Reflexões sobre o luto

O que é que eu faço com esta dor?

“Sei que no desempenho das minhas funções, tenho de dar prioridade às solicitações dos meus clientes. Tenho, neste momento, algumas clientes que me procuram apenas para desabafar, para falar do seu luto e dos seus problemas pessoais e familiares.
Às vezes, não sei como consigo ir para casa e ‘pôr de parte’ todas as emoções que sinto. O que é que eu faço com isto (com as emoções)?
Tenho uma cliente que me é particularmente difícil, pois trata-se de uma mãe que perdeu a filha (...) Eu também sou mãe e não consigo imaginar ficar sem a minha filha. Mas no momento em que estou com essa cliente, sei que sou importante para ela e para o que ela precisa: ter alguém que a compreenda, que a ouça, que a proteja.”
(Profissional do setor funerário, sobre a relação de apoio a pessoas em luto)

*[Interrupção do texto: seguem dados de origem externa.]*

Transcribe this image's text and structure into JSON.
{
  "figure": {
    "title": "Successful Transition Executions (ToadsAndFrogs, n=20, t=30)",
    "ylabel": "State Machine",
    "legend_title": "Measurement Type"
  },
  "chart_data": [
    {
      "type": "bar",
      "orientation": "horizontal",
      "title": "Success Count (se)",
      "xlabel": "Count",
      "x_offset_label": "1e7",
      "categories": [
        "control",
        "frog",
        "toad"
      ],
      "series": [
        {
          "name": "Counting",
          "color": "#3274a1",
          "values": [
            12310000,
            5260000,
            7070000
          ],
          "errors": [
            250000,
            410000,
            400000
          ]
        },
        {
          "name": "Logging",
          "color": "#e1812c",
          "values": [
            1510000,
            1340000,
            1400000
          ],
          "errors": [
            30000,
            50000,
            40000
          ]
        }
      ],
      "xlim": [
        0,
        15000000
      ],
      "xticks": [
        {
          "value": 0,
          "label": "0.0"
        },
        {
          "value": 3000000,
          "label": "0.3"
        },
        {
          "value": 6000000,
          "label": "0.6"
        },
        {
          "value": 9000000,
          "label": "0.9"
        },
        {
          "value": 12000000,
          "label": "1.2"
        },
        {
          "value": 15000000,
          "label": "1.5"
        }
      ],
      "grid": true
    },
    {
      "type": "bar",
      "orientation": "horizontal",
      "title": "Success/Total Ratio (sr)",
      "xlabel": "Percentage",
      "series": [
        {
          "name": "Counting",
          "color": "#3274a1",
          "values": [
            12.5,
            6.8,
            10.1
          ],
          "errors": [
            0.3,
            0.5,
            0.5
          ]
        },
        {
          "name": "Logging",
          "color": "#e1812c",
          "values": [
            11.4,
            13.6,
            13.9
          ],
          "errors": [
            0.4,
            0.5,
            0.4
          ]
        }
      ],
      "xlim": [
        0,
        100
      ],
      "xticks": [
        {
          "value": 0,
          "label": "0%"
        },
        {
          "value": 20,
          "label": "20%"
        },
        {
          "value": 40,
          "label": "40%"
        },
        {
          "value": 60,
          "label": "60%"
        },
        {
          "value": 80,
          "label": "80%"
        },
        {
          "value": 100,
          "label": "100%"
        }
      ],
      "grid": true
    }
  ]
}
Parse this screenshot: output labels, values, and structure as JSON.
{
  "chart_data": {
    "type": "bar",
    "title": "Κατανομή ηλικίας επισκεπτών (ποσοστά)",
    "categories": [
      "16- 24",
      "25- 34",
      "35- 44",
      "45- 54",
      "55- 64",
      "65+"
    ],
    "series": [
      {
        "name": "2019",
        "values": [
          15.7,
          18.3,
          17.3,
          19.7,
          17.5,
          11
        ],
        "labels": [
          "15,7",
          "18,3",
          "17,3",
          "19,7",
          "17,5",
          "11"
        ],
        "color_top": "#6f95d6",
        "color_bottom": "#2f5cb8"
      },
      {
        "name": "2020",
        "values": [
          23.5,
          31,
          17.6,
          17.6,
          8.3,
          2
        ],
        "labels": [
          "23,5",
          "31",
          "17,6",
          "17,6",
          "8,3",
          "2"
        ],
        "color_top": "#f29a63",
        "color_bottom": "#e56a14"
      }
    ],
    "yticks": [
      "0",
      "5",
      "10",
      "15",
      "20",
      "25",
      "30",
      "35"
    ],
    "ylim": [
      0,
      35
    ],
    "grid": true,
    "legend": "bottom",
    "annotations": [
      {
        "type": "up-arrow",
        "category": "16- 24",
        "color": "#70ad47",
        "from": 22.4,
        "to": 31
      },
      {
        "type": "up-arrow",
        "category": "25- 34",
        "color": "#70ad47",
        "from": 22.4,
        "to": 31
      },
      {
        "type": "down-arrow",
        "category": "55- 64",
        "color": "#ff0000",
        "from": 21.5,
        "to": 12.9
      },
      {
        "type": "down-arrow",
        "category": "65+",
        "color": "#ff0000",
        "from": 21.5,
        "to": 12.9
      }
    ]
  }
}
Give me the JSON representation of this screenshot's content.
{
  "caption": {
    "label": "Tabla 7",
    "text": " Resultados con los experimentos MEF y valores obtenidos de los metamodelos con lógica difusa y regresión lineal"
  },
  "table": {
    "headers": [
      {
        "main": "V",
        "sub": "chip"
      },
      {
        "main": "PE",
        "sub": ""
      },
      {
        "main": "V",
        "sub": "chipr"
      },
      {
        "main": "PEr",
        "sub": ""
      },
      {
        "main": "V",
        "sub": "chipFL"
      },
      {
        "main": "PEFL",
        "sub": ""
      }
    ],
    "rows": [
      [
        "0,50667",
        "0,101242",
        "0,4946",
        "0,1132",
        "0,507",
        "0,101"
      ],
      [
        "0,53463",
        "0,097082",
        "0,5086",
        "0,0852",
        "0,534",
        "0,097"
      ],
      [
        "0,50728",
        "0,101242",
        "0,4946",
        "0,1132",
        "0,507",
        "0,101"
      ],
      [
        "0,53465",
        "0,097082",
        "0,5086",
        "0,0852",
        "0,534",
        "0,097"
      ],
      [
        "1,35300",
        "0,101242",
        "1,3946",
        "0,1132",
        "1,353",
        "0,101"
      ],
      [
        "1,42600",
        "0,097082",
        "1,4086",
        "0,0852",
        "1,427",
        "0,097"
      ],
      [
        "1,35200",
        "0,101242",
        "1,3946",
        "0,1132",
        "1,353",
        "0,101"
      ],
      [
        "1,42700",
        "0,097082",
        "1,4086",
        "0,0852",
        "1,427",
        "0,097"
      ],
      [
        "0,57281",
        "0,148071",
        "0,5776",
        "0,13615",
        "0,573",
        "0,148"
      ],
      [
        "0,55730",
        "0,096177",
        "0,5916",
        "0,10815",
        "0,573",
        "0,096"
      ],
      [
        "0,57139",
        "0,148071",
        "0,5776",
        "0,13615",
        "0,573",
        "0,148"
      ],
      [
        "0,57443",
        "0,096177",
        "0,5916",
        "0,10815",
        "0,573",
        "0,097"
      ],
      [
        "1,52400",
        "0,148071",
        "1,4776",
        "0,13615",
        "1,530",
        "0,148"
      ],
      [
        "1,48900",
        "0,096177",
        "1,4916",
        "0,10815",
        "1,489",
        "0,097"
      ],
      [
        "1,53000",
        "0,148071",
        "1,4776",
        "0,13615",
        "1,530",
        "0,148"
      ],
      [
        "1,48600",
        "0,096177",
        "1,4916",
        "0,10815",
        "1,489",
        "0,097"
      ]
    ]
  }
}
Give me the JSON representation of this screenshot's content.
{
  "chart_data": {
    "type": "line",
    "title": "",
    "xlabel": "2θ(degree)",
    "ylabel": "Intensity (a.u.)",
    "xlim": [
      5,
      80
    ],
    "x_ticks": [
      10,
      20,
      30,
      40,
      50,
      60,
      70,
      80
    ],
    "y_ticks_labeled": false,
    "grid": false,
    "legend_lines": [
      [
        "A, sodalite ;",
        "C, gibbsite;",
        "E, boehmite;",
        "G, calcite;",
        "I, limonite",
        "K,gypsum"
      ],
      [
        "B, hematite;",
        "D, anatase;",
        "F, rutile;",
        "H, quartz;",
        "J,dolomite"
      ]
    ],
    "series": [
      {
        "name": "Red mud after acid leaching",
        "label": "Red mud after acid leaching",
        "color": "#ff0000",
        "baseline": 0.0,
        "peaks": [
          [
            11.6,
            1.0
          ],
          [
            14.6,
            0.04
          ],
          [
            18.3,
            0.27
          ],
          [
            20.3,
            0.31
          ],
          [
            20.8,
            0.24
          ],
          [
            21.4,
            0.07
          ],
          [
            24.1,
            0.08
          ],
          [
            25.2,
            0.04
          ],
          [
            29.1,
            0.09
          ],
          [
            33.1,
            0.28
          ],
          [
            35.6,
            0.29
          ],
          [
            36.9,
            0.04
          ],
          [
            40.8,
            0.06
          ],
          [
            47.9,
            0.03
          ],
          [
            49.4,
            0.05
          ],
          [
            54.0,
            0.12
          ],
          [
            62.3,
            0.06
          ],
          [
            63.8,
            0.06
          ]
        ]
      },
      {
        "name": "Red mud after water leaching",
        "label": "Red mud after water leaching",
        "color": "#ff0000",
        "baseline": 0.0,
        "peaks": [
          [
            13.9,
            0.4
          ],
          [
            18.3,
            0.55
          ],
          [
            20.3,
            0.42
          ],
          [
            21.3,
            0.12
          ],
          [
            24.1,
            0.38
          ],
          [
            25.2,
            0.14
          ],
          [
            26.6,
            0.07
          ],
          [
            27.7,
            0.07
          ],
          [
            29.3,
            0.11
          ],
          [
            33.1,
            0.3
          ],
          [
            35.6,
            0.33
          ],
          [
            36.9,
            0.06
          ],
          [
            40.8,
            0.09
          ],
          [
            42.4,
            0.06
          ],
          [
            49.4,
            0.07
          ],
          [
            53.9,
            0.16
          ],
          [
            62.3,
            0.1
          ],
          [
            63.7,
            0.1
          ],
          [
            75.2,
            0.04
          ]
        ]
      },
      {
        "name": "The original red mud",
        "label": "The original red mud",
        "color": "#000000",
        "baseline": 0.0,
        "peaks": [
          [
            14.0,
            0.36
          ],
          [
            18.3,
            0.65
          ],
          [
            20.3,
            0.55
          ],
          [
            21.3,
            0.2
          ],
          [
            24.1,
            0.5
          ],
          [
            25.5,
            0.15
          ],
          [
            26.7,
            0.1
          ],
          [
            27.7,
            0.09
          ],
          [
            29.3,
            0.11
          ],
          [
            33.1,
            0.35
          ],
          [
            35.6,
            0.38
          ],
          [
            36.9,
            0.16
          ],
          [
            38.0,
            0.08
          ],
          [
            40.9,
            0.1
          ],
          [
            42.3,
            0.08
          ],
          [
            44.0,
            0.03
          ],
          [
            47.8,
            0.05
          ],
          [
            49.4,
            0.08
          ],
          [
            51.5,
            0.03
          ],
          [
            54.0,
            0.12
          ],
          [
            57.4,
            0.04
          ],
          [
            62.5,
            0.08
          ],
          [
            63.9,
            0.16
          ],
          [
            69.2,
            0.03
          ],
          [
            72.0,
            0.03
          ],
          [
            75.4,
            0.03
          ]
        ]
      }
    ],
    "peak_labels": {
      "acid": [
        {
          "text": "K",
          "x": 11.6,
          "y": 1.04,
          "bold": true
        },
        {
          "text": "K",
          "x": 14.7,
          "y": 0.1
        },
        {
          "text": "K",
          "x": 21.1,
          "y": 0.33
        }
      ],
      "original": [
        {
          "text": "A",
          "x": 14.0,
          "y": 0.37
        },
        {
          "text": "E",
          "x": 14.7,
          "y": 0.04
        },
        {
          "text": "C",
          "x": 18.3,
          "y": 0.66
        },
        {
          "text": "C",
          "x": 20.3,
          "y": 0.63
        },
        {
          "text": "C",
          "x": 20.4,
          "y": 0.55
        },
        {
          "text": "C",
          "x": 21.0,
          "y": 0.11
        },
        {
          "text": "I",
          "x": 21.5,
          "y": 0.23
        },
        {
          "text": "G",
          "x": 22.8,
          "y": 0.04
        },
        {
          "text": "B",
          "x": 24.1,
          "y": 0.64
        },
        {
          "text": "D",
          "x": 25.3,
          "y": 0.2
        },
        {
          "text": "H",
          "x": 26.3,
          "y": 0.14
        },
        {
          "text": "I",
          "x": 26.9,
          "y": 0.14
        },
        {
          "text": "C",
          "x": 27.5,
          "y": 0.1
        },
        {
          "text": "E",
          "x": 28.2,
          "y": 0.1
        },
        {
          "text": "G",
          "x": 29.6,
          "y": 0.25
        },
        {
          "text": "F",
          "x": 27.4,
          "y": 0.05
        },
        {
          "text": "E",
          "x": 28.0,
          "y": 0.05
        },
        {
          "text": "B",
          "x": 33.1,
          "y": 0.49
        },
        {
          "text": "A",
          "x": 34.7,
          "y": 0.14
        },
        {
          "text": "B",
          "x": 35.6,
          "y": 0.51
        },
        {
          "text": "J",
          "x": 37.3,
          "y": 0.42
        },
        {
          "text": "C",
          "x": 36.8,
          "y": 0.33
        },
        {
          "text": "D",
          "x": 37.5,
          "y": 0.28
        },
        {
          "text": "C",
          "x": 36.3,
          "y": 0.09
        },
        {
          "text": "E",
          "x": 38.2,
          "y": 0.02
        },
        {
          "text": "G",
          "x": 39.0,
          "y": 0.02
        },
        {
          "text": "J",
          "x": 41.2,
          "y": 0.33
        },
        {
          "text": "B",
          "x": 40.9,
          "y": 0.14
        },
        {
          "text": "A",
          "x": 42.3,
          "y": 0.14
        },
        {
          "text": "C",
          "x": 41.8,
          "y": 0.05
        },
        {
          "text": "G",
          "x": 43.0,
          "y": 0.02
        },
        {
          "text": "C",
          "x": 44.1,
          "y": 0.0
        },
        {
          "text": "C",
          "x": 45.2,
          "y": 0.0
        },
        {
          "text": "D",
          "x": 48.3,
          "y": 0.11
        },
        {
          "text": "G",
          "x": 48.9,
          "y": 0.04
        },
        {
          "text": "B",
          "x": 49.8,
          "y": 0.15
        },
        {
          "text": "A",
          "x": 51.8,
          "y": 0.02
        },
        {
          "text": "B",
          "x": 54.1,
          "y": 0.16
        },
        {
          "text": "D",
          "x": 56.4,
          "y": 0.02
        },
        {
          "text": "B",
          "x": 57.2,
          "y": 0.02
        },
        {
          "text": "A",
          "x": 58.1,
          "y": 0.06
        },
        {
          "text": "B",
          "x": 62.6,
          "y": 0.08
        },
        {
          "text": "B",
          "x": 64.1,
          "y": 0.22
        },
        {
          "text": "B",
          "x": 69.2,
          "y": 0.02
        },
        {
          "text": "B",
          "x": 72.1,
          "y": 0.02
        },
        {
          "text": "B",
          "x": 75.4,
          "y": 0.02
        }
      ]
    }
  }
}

No desempenho das suas funções dentro do setor funerário, salienta-se a relação com as pessoas em luto. Dentro desta relação que os profissionais mantêm com as pessoas em luto, está a necessidade de ouvir a(s) sua(s) história(s) de vida, os seus dilemas e as suas conquistas. Isto pode evidenciar um esforço hercúleo por parte dos profissionais, que podem sentir-se vulneráveis perante a dor alheia. Sobretudo, questionam-se se ouvir será suficiente e o que devem fazer com aquilo que ouvem, do ponto de vista pessoal. Elas não matam, mas moem.
É comum ouvirmos alguns profissionais dizerem: “Com o passar do tempo, fiquei mais frio”. Isto evidencia a necessidade dos profissionais que trabalham sobre a relação de apoio ao luto de encontrarem estratégias de adaptação e proteção das suas próprias emoções. Racionalizar e inteletualizar são dois dos mecanismos de proteção mais comuns. Mas, por vezes, são mecanismos que não ajudam ao contacto e expressão das suas próprias emoções, o que se pode consubstanciar num desgaste físico e, evidentemente, emocional.

O profissional que lida com pessoas em luto tem, também, necessidades que precisam de ser respondidas, a fim de garantir a sua saúde mental e o equilíbrio necessário, para não projetar nos clientes a sensação de que não estão conetados com a sua história ou que não conseguem criar empatia suficiente para manter uma relação de confiança relativamente segura e humana.
Nas ações de formação que costumo ministrar, há sempre espaço para ouvir as inquietudes destes profissionais e, sobretudo, para evidenciar e validar as estratégias pelas quais estes colocam as suas necessidades relacionais. Entre elas, evidencio as seguintes:

  • Apoio entre pares – o profissional aprende a adotar estratégias na relação com outros profissionais, a partilhar os seus medos, o que contribui para o sucesso da equipa em que se insere;
  • Coping familiar – o profissional sente que tem o seu porto seguro quando chega a casa e encontra a família que lhe promove a sensação de pertença e integridade necessárias ao reinvestimento na vida;
  • Formação profissional – o profissional encontra na formação profissional uma maneira de incrementar as suas competências e de adquirir ferramentas e estratégias, assim como de encontrar um espaço para validar o que tem de melhor em si próprio;
  • Serviços de psicologia clínica/psicoterapia – o profissional precisa de tomar contacto consigo de uma forma integrada, e a psicologia clínica/psicoterapia oferecem um meio para a prevenção e promoção da saúde mental.

 

A profissional do testemunho que inseri no início desta reflexão apresentou-nos a sua estratégia pessoal:

“É na minha filha que encontro grande parte do apoio de que necessito, sobretudo nos dias em que lido com a dor alheia. Chegar a casa e ela perceber se estou bem ou se preciso de um miminho. Como sabe bem não precisar de dizer nada e de ter esta reciprocidade. Afinal, uma mãe também pode ser cuidada pela filha!”